To actually bridge the rural-urban, agriculture-non-agriculture divide, it will take a policy that has a fixed and sensitive gaze that goes much beyond politics and re-focuses on nation-building.
Clichés run the risk of going unnoticed because they point at things all too obvious. But clichés are clichés because they are truths solidified. So it was heartening to note that Prime Minister Manmohan Singh talked about the truth of ‘Two Indias’ in his Independence Day speech on Wednesday. Broadly, the schism is that between Indians who are marching ahead and Indians who are being left behind. And the most visible — and rectifiable — divide is that between rural and urban India. Sixty years after we took on nation-building responsibilities, rural India still overwhelmingly runs on an agricultural economy.
While the drop to less than 20 per cent of the agriculture share in GDP from 50 per cent in 1947 tells only part of the picture — other sectors have picked up, many at the cost of an increasingly urbanised agricultural labour force — Mr Singh is right to focus on a swathe that affects millions of Indians. He has talked about the need to “transform rural India”, something only possible when “we increase the productivity of our farms and the income of our farmers”. But the PM is wary of any diktat driving this change; instead he spoke of an inclusive growth plan that does not pit development against agriculture, but knits the two together.

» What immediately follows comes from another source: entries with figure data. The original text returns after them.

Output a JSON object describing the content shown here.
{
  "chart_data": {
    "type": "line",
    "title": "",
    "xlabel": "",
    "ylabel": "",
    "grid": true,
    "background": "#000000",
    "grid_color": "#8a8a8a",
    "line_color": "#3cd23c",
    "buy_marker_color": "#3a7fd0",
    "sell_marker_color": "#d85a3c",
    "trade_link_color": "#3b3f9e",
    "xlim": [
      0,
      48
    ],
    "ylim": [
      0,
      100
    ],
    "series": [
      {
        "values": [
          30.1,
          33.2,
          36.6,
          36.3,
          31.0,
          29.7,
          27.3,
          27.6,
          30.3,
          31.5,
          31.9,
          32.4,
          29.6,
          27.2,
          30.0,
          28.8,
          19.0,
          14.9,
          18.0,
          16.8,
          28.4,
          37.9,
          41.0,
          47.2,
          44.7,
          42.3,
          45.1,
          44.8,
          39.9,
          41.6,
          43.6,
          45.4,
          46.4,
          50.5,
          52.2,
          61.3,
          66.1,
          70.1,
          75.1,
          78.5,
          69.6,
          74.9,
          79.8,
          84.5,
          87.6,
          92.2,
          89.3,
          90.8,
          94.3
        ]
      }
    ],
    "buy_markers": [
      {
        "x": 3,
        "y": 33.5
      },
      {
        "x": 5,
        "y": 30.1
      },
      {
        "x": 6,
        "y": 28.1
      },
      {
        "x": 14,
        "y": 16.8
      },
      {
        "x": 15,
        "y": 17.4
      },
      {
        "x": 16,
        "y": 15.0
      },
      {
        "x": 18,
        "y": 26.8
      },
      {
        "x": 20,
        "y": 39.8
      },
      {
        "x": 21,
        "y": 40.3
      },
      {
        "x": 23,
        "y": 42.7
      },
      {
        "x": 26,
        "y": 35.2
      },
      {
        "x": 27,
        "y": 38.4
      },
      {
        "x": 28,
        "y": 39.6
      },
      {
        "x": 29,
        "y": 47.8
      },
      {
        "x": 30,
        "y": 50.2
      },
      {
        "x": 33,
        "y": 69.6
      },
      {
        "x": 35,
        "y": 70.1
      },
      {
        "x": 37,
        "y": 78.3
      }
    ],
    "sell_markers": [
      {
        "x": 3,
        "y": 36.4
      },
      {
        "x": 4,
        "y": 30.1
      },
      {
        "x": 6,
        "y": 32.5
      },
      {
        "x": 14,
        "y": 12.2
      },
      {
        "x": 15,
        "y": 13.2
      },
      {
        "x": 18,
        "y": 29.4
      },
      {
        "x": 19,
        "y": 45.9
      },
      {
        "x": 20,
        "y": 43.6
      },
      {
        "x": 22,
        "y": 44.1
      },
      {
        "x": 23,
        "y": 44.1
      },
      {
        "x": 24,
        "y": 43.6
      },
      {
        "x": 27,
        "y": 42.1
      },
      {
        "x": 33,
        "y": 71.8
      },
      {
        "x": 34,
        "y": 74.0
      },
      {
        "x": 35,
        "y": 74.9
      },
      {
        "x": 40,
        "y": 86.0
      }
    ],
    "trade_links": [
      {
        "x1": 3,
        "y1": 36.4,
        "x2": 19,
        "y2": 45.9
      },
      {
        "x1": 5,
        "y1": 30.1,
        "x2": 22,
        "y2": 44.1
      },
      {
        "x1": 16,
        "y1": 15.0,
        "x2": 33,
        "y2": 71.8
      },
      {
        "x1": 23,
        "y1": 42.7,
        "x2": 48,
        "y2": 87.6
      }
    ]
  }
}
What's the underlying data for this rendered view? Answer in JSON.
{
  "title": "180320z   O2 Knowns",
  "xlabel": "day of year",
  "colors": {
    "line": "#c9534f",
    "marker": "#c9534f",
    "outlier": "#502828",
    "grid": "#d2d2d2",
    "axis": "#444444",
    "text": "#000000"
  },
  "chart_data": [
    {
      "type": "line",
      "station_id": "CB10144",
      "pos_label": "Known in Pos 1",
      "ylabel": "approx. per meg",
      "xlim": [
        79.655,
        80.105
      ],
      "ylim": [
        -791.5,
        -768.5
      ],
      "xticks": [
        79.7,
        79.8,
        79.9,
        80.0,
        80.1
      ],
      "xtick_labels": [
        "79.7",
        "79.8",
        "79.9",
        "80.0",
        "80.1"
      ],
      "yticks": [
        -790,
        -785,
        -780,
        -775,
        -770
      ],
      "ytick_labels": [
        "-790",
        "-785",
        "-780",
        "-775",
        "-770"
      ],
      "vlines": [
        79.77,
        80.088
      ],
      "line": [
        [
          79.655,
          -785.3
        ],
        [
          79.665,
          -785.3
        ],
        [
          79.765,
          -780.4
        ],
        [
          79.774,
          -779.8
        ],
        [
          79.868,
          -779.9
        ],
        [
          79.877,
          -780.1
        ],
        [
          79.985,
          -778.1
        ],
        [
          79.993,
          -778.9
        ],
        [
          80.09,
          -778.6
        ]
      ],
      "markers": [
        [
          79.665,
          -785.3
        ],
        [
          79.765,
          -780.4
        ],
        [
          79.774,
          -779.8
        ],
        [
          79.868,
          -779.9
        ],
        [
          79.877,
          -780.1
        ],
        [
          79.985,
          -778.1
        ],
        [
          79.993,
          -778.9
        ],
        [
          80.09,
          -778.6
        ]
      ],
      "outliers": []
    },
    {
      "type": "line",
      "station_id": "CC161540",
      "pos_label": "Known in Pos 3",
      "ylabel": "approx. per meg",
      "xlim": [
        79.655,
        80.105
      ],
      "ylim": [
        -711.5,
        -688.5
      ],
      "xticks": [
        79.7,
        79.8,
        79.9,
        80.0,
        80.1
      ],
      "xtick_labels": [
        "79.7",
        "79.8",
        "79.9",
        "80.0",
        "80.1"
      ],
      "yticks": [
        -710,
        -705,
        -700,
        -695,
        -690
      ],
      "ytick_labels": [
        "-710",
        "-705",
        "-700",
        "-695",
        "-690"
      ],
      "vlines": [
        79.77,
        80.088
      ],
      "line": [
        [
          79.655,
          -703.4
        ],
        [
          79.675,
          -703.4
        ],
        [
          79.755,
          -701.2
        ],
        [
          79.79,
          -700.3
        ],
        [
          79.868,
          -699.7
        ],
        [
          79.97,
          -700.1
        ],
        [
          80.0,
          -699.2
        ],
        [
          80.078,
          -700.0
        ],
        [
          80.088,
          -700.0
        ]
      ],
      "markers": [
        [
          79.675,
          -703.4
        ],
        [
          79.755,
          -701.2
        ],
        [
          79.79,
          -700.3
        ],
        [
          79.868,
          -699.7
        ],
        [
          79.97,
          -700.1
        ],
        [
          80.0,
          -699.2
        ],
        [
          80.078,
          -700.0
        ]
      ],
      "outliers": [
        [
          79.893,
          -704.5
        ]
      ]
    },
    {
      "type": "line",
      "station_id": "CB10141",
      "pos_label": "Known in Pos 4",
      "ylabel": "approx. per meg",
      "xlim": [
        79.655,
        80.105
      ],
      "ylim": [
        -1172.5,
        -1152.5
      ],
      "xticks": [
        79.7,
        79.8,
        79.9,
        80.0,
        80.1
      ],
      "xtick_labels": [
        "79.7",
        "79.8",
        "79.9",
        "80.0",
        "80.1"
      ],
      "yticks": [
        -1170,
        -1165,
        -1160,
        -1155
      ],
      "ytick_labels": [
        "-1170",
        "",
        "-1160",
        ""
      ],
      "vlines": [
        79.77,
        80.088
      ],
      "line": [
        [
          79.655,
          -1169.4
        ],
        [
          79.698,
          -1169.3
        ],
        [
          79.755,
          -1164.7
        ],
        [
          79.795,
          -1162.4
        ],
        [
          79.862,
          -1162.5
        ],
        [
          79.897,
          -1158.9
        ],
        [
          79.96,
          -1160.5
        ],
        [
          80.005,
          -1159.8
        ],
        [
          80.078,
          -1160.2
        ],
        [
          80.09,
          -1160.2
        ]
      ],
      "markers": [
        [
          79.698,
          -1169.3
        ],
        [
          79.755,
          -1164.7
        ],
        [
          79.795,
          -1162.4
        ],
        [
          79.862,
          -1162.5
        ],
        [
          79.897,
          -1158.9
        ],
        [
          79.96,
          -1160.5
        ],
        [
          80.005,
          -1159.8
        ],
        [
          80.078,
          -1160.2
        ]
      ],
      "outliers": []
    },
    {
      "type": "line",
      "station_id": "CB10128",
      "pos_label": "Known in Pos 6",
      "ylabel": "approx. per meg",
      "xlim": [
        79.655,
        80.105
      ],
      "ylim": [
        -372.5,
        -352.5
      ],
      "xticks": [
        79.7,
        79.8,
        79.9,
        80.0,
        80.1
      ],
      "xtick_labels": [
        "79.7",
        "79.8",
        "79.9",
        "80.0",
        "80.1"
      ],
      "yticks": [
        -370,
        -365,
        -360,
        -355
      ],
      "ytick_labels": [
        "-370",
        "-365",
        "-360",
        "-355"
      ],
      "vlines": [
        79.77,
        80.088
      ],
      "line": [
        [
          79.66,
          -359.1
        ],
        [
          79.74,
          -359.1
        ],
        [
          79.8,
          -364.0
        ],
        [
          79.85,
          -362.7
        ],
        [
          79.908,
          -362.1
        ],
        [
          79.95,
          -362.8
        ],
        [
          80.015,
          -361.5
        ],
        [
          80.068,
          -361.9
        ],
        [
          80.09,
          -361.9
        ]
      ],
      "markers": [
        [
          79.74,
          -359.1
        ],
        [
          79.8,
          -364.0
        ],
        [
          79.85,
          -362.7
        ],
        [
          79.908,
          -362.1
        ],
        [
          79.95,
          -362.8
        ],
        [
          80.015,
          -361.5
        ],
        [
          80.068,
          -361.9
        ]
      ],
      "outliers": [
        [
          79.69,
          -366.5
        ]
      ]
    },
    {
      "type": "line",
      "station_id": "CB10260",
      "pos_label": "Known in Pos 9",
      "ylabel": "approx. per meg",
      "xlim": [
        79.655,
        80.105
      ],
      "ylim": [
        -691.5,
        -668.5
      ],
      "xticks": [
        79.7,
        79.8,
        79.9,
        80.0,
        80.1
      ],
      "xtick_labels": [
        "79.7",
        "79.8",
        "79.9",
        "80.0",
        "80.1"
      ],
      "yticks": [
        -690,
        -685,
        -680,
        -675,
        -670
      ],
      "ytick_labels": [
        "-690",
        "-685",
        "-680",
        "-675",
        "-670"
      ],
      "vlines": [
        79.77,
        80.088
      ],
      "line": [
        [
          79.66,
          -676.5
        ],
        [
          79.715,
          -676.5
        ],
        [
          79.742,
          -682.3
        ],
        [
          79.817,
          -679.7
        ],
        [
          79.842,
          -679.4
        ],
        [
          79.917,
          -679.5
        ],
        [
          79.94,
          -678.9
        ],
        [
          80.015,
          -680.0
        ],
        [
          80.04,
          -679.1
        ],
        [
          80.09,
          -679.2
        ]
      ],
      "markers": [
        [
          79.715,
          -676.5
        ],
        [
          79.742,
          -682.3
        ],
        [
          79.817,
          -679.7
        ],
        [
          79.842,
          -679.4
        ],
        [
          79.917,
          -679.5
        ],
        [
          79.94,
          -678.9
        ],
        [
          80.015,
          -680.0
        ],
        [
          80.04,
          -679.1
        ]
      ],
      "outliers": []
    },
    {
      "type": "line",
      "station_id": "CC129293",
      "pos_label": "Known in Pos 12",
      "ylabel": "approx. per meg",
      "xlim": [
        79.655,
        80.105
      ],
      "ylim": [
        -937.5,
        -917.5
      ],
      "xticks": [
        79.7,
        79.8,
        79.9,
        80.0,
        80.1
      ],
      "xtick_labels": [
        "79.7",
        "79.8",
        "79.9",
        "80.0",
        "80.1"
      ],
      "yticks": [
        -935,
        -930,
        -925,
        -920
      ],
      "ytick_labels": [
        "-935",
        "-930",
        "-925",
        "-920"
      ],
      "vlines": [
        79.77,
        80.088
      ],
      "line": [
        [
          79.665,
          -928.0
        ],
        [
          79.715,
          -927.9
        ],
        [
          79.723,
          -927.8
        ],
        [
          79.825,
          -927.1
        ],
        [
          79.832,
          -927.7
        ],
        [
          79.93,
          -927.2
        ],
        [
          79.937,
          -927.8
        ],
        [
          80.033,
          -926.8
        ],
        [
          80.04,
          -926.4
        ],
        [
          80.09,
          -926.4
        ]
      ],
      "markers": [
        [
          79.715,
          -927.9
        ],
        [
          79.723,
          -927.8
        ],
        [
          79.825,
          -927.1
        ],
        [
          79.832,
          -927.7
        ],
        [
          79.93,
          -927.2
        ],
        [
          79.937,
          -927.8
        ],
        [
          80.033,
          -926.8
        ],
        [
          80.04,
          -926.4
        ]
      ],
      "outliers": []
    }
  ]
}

The last six months have shown how such a programme, despite perhaps the best of intentions, can go awry. The land acquisition drives in West Bengal and other parts of the country have caused friction between two notions of prosperity. There is no doubt that agricultural land is required to develop industry as well as infrastructure, to not only support and sustain industry but also to improve the lives and livelihoods of rural India. But the signals get crossed when one finds that there is no real set of rehabilitation norms in place for the displaced. The ad hoc nature of land acquisition gives rise to the notion of a development vs agriculture duel. Mr Singh has announced that the government will invest Rs 25,000 crore in the rural economy. This amount needs to be treated as seed money, where its utilisation is intrinsically linked to the benefits to be provided by infrastructure and technology. Turning on the rhetorical tap when it comes to boosting agriculture and the prospects of India’s farmers is easy — as 60 years of promises prove. But to actually bridge the rural-urban, agriculture-non-agriculture divide, it will take a policy that has a fixed and sensitive gaze that goes much beyond politics and re-focuses on nation-building.